400 million Twitter users’ data containing private emails and linked phone numbers has reportedly been for sale on the black market.
Cybercrime intelligence firm Hudson Rock highlighted a “credible threat” via Twitter on December 24, in which someone is allegedly selling a private database containing the contact information of 400 million Twitter user accounts.
“The private database contains devastating amounts of information, including emails and phone numbers of high-profile users such as AOC, Kevin O’Leary, Vitalik Buterin and more,” Hudson Rock stated, before adding:
“In the post, the threat actor claims that the data was obtained in early 2022 due to a vulnerability on Twitter, as well as attempts to blackmail Elon Musk to buy the data or face GDPR lawsuits.”

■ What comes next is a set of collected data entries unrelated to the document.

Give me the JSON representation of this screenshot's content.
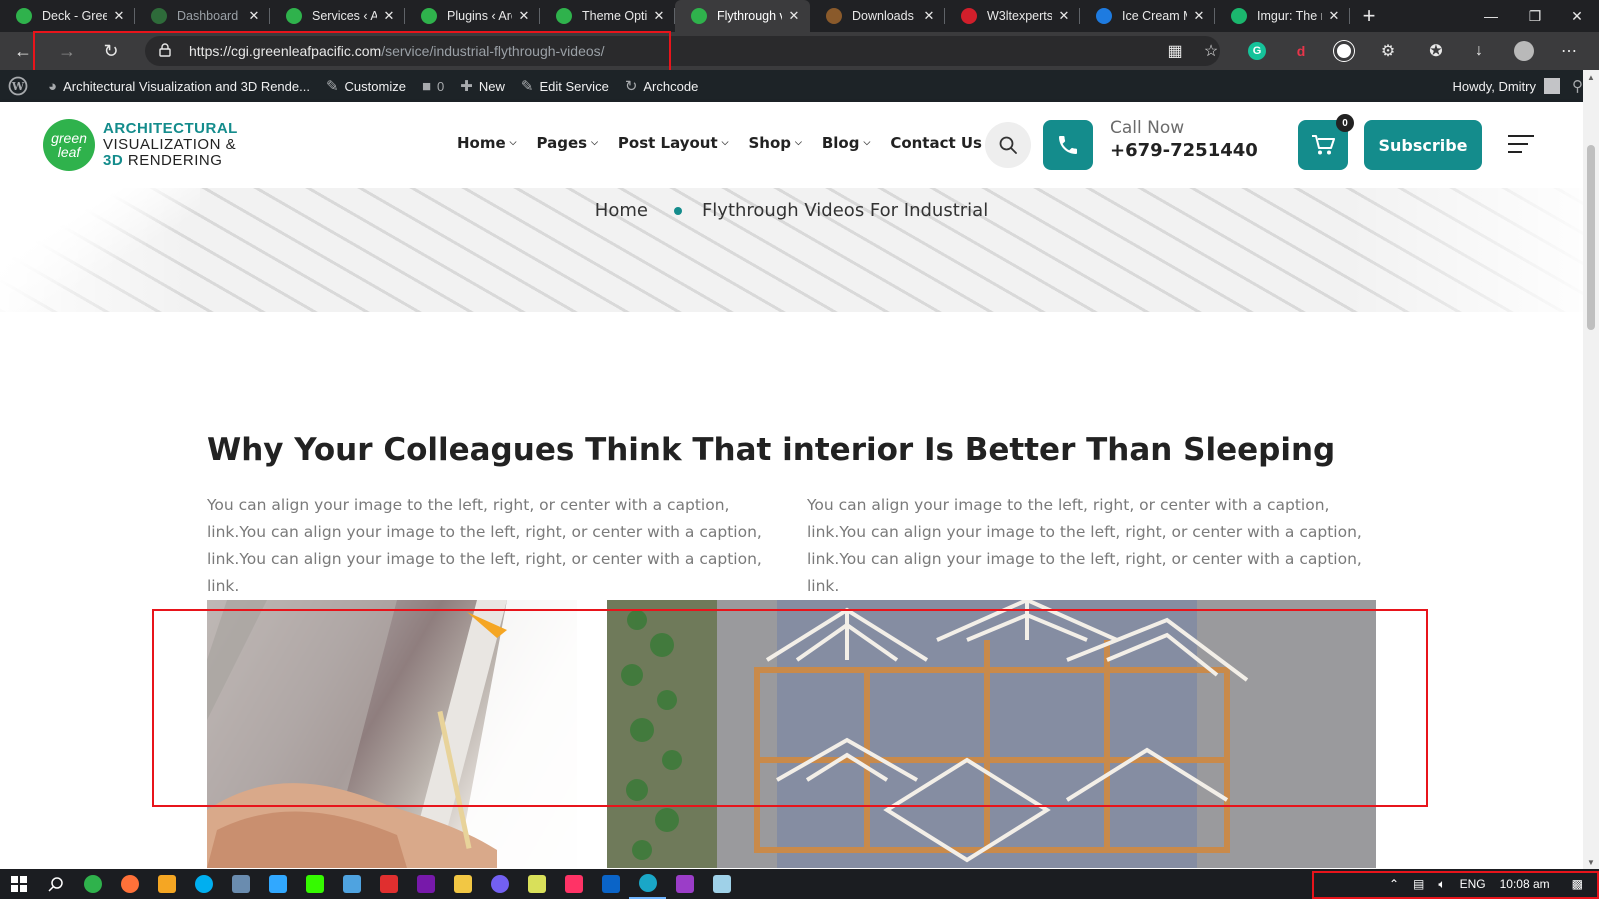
{
  "browser": {
    "tabs": [
      {
        "label": "Deck - Green",
        "favicon_color": "#2fb24c",
        "state": "normal"
      },
      {
        "label": "Dashboard - ",
        "favicon_color": "#2e6b3a",
        "state": "dim"
      },
      {
        "label": "Services ‹ Arc",
        "favicon_color": "#2fb24c",
        "state": "normal"
      },
      {
        "label": "Plugins ‹ Arch",
        "favicon_color": "#2fb24c",
        "state": "normal"
      },
      {
        "label": "Theme Option",
        "favicon_color": "#2fb24c",
        "state": "normal"
      },
      {
        "label": "Flythrough vi",
        "favicon_color": "#2fb24c",
        "state": "active"
      },
      {
        "label": "Downloads | T",
        "favicon_color": "#8a5a2b",
        "state": "normal"
      },
      {
        "label": "W3ltexperts",
        "favicon_color": "#d11f2b",
        "state": "normal"
      },
      {
        "label": "Ice Cream Ma",
        "favicon_color": "#1e7be0",
        "state": "normal"
      },
      {
        "label": "Imgur: The m",
        "favicon_color": "#1bb76e",
        "state": "normal"
      }
    ],
    "url_host": "https://cgi.greenleafpacific.com",
    "url_path": "/service/industrial-flythrough-videos/"
  },
  "adminbar": {
    "site_name": "Architectural Visualization and 3D Rende...",
    "customize": "Customize",
    "comments_count": "0",
    "new": "New",
    "edit": "Edit Service",
    "archcode": "Archcode",
    "howdy": "Howdy, Dmitry"
  },
  "header": {
    "logo_mark": "green leaf",
    "logo_line1": "ARCHITECTURAL",
    "logo_line2": "VISUALIZATION &",
    "logo_line3_accent": "3D",
    "logo_line3_rest": " RENDERING",
    "nav": [
      {
        "label": "Home",
        "has_dropdown": true
      },
      {
        "label": "Pages",
        "has_dropdown": true
      },
      {
        "label": "Post Layout",
        "has_dropdown": true
      },
      {
        "label": "Shop",
        "has_dropdown": true
      },
      {
        "label": "Blog",
        "has_dropdown": true
      },
      {
        "label": "Contact Us",
        "has_dropdown": false
      }
    ],
    "call_label": "Call Now",
    "phone": "+679-7251440",
    "cart_count": "0",
    "subscribe": "Subscribe"
  },
  "breadcrumb": {
    "home": "Home",
    "current": "Flythrough Videos For Industrial"
  },
  "content": {
    "title": "Why Your Colleagues Think That interior Is Better Than Sleeping",
    "para_left": "You can align your image to the left, right, or center with a caption, link.You can align your image to the left, right, or center with a caption, link.You can align your image to the left, right, or center with a caption, link.",
    "para_right": "You can align your image to the left, right, or center with a caption, link.You can align your image to the left, right, or center with a caption, link.You can align your image to the left, right, or center with a caption, link."
  },
  "taskbar": {
    "apps": [
      {
        "name": "windows-start",
        "color": "#ffffff"
      },
      {
        "name": "search",
        "color": "#ffffff"
      },
      {
        "name": "chrome-green",
        "color": "#2fb24c"
      },
      {
        "name": "firefox",
        "color": "#ff7139"
      },
      {
        "name": "search-orange",
        "color": "#f5a623"
      },
      {
        "name": "skype",
        "color": "#00aff0"
      },
      {
        "name": "desktop-app",
        "color": "#6a8caf"
      },
      {
        "name": "photoshop",
        "color": "#31a8ff"
      },
      {
        "name": "dreamweaver",
        "color": "#35fa00"
      },
      {
        "name": "cloud-app",
        "color": "#4fa3e0"
      },
      {
        "name": "acrobat",
        "color": "#e02f2f"
      },
      {
        "name": "onenote",
        "color": "#7719aa"
      },
      {
        "name": "file-explorer",
        "color": "#f2c744"
      },
      {
        "name": "viber",
        "color": "#7360f2"
      },
      {
        "name": "notes",
        "color": "#d9e05a"
      },
      {
        "name": "indesign",
        "color": "#ff3366"
      },
      {
        "name": "outlook",
        "color": "#0a64c8"
      },
      {
        "name": "edge",
        "color": "#1aa7c7"
      },
      {
        "name": "app-g",
        "color": "#9b3dc8"
      },
      {
        "name": "notepad",
        "color": "#9fd1e8"
      }
    ],
    "language": "ENG",
    "time": "10:08 am"
  }
}
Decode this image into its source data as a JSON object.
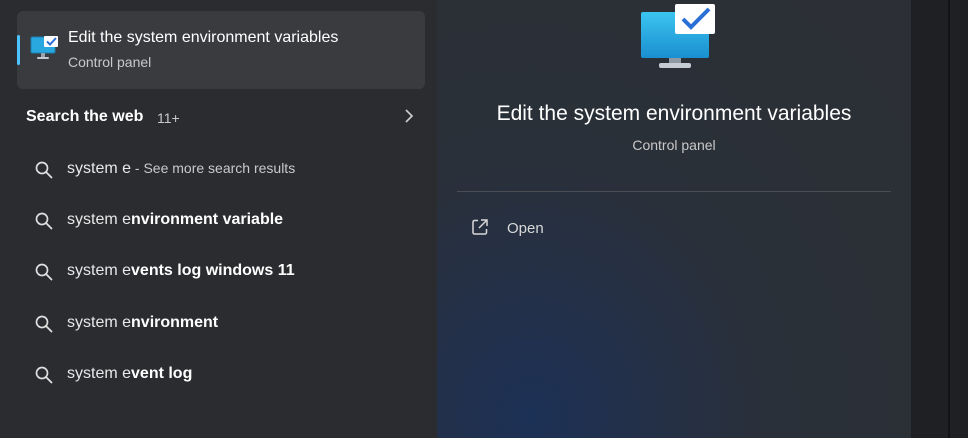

Hudson Rock said that while it has not been able to fully verify the hacker’s claims given the number of accounts, it said an “independent verification of the data itself appears to be legitimate.”
BREAKING: Hudson Rock Discovers Credible Threat Actor Is Selling 400,000,000 Twitter Users’ Data.
The private database contains devastating amounts of information, including emails and phone numbers of high-profile users such as AOC, Kevin O’Leary, Vitalik Buterin and more (1/2). pic.twitter.com/wQU5LLQeE1
— Hudson Rock (@RockHudsonRock) 24 December 2022
Web3 security firm DeFiYield has also looked at 1,000 accounts provided as a sample by the hacker and confirmed that the data is “correct”. It also reached out to the hacker via Telegram and noted that they are active waiting for a buyer there.
If found to be true, the breach could be a major cause of concern for crypto Twitter users, especially those operating under a pseudonym.
However, some users have highlighted that such a large breach is hard to believe, given that the current number of active monthly users reportedly is around DKK 450 million.
At the time of writing, the alleged hacker still has a post up on it Violated advertising the database to buyers. It also has a specific call to action for it Elon Musk to pay $276 million to avoid having the data sold and being fined by the General Data Protection Regulation agency.
If Musk pays the fee, the hacker says they will delete the data and it won’t be sold to anyone else “to prevent a lot of celebrities and politicians from phishing, crypto scams, sim swapping, Doxxing and other things.”
The compromised data in question is believed to come from the “Zero-Day Hack” of Twitter, where an application programming interface vulnerability from June 2021 was exploited before being patched in January this year. The flaw essentially allowed hackers to scrape private information, which they then compiled into databases to sell on the dark web.
Related: Crypto Twitter Baffled by SBF’s $250 Million Bail and a Return to Luxury
Alongside this suspected database, two others have previously been identified, with one consisting of around 5.5 million users and another believed to contain as many as 17 million users, according to a Nov. 27 report from Bleeping Computer.
The dangers of having such information leaked online include targeted phishing attempts via text and email, sim swap attacks to get hold of accounts and doxing of private information.
There are some serious concerns with this.
#1 – Identities on many pseudo-accounts will be public, which poses a risk to them
#2 – With a phone number, it’s super easy to find someone’s address and bank details.
#3 – Multiple phishing attempts via cell phone, physical or email– Haseeb Awan – efani.com (@haseeb) 25 December 2022
People are advised to take precautions such as ensuring two-factor authentication settings are turned on for their various accounts, via an app and not their phone number, along with changing their passwords and storing them securely, and also using a private, self-hosted crypto wallet.